Полная версия
Аргонавты Времени
– Вы часто выставляетесь? – полюбопытствовал молодой Порсон в баре трактира «Карета и кони», где мистер Уоткинс вечером в день своего приезда искусно выуживал необходимые сведения о местной жизни.
– Очень редко, – ответил мистер Уоткинс, – немного здесь, немного там.
– В Академии?[51]
– Конечно. И в Хрустальном дворце[52].
– А вас удачно вешали? – допытывался Порсон.
– Не каркайте, – отрезал мистер Уоткинс. – Я этого не люблю.
– Я имел в виду: в хорошее ли место вас помещали?
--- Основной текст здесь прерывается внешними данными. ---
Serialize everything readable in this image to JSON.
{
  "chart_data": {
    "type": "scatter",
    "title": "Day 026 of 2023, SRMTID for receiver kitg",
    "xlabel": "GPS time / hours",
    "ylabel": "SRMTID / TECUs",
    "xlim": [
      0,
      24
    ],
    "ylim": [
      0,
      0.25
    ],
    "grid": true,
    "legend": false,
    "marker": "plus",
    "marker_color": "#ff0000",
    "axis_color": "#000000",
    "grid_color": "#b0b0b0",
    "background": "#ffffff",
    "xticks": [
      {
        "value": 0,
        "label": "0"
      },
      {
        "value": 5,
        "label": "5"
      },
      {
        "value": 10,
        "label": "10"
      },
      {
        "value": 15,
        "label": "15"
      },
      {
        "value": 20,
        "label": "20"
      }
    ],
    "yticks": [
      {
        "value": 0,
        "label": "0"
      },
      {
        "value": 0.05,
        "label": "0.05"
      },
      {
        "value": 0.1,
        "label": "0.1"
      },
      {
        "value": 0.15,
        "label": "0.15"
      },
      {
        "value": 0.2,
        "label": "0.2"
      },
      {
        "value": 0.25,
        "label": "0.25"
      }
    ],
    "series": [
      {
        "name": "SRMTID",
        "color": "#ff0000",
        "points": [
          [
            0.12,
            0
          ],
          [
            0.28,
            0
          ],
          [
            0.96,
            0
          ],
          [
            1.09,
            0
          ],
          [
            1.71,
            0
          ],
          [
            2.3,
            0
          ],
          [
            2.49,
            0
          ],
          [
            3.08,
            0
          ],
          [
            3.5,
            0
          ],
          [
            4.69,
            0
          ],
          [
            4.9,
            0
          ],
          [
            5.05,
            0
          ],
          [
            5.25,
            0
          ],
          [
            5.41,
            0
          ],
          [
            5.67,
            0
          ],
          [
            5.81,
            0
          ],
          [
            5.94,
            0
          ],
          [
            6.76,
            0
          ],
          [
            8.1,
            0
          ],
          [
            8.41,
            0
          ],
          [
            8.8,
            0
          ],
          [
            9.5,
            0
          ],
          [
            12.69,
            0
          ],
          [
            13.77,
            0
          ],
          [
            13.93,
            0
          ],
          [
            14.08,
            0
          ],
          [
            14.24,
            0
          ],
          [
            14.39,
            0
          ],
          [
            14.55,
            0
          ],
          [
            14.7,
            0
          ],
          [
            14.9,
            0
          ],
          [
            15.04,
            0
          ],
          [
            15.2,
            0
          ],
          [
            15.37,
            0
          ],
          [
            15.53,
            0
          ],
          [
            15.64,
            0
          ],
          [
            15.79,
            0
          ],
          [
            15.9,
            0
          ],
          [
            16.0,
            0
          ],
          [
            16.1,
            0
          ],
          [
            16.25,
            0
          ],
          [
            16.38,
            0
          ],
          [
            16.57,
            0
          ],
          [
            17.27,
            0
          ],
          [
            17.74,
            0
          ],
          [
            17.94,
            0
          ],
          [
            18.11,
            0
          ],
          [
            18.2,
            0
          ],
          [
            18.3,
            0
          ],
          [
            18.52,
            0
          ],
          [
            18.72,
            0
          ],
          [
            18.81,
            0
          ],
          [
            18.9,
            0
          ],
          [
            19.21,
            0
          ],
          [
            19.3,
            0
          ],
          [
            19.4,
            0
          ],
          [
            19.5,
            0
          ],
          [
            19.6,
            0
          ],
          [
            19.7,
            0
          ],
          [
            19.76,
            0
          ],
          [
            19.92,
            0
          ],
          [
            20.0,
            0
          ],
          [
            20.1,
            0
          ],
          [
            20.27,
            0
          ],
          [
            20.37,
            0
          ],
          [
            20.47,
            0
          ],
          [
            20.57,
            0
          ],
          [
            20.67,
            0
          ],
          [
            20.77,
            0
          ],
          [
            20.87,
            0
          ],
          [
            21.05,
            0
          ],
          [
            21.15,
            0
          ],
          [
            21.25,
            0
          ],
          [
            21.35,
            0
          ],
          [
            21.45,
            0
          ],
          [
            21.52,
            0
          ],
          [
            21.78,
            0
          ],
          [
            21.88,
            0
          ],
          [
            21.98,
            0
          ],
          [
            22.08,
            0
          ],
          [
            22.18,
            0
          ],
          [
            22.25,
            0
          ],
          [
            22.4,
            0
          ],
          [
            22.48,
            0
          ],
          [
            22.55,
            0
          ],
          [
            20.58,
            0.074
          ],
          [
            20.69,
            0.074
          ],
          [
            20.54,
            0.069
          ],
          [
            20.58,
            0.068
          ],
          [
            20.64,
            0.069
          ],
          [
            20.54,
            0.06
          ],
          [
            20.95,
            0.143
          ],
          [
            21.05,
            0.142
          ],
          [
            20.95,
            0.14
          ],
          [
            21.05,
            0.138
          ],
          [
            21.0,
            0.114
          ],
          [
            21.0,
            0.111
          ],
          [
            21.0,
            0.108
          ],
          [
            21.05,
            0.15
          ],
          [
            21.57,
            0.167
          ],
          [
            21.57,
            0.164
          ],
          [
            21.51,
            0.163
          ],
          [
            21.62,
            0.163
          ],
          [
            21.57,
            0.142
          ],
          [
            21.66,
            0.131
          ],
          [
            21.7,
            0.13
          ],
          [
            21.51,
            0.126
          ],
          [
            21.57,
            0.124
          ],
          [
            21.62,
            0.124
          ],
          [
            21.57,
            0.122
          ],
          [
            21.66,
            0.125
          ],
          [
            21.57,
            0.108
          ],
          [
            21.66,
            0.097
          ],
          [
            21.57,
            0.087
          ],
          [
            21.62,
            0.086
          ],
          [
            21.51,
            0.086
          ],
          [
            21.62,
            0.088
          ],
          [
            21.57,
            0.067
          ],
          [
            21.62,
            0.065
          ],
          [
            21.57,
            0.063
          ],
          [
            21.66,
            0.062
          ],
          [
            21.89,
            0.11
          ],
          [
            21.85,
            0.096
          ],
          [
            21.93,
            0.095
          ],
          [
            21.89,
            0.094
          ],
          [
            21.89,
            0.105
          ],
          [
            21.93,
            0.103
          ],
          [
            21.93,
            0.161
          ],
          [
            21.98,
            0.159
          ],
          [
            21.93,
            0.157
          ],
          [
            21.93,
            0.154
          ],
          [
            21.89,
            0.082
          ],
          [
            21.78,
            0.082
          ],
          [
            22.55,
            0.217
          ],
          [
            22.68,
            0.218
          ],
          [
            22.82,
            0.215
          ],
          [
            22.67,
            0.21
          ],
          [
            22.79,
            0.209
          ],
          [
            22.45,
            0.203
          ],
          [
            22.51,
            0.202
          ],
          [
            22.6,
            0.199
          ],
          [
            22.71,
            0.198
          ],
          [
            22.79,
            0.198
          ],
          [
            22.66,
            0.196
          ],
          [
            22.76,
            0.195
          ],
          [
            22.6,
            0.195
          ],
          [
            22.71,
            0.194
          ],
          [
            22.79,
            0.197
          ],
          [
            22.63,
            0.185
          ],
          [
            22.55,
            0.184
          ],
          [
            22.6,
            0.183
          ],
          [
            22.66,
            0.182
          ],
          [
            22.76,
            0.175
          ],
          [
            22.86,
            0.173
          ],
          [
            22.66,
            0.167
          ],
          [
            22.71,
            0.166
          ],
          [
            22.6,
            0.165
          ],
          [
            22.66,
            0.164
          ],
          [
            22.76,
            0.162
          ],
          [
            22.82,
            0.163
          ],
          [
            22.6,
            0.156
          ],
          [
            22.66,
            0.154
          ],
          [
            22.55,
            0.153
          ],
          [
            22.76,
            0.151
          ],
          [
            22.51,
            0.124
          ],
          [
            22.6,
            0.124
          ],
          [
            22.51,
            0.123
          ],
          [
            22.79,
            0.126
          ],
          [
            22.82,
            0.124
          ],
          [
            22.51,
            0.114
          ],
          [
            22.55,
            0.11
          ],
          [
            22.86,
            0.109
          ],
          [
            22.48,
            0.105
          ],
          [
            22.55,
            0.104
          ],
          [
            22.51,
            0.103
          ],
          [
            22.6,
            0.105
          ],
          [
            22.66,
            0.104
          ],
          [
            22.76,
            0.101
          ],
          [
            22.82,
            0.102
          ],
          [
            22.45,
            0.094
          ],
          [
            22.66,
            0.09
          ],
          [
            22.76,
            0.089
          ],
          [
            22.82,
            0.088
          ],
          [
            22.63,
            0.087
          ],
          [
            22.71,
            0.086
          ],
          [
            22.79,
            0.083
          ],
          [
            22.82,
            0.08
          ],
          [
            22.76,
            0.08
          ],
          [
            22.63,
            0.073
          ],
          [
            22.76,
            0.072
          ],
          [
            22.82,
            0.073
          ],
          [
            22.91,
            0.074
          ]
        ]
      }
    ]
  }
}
– Что у вас на уме? – подозрительно ощетинился мистер Уоткинс. – Вы как будто хотите выведать, было ли такое, что меня загребли?
Порсона воспитали тетушки; этот молодой человек выделялся джентльменскими манерами даже среди художников и не знал, что значит «загребли», но почел за лучшее пояснить, что не подразумевал ничего подобного. И поскольку вопрос о том, как вешают, похоже, был весьма чувствительным для мистера Уоткинса, Порсон заговорил о другом:
– А с моделями вы работаете?
– Нет, в модах я не разбираюсь, – отозвался мистер Уоткинс. – В этом сильна моя крош… то есть миссис Смит.
– Так она тоже пишет? – восхитился Порсон. – Как это замечательно!
– Весьма, – согласился мистер Уоткинс, хотя вовсе так не думал, и, чувствуя, что разговор ускользает за пределы его разумения, добавил: – Я приехал сюда, чтобы запечатлеть усадьбу Хаммерпонд при лунном свете.
– Вот как? – заинтересовался Порсон. – Что ж, довольно оригинальная идея.
– Да, – согласился мистер Уоткинс. – Когда меня посетила эта мысль, я тоже счел ее удачной. Рассчитываю начать завтра ночью.
– Что? Вы же не собираетесь работать посреди ночи на пленэре?
– Вообще-то, собираюсь.
– Но вы ведь даже холста не разглядите!
– Имея этот чертов полицейск… – начал было мистер Уоткинс, но быстро спохватился и, кликнув мисс Дарган, заказал еще кружку пива. – У меня будет при себе одна штуковина – называется потайной фонарь.
– Но ведь скоро новолуние, – возразил Порсон. – Луны вовсе не будет.
– Что ж, будет дом, – сказал Уоткинс. – Я, видите ли, собираюсь сперва написать дом, а уж потом – луну.
– О! – произнес Порсон, слишком озадаченный, чтобы продолжать беседу.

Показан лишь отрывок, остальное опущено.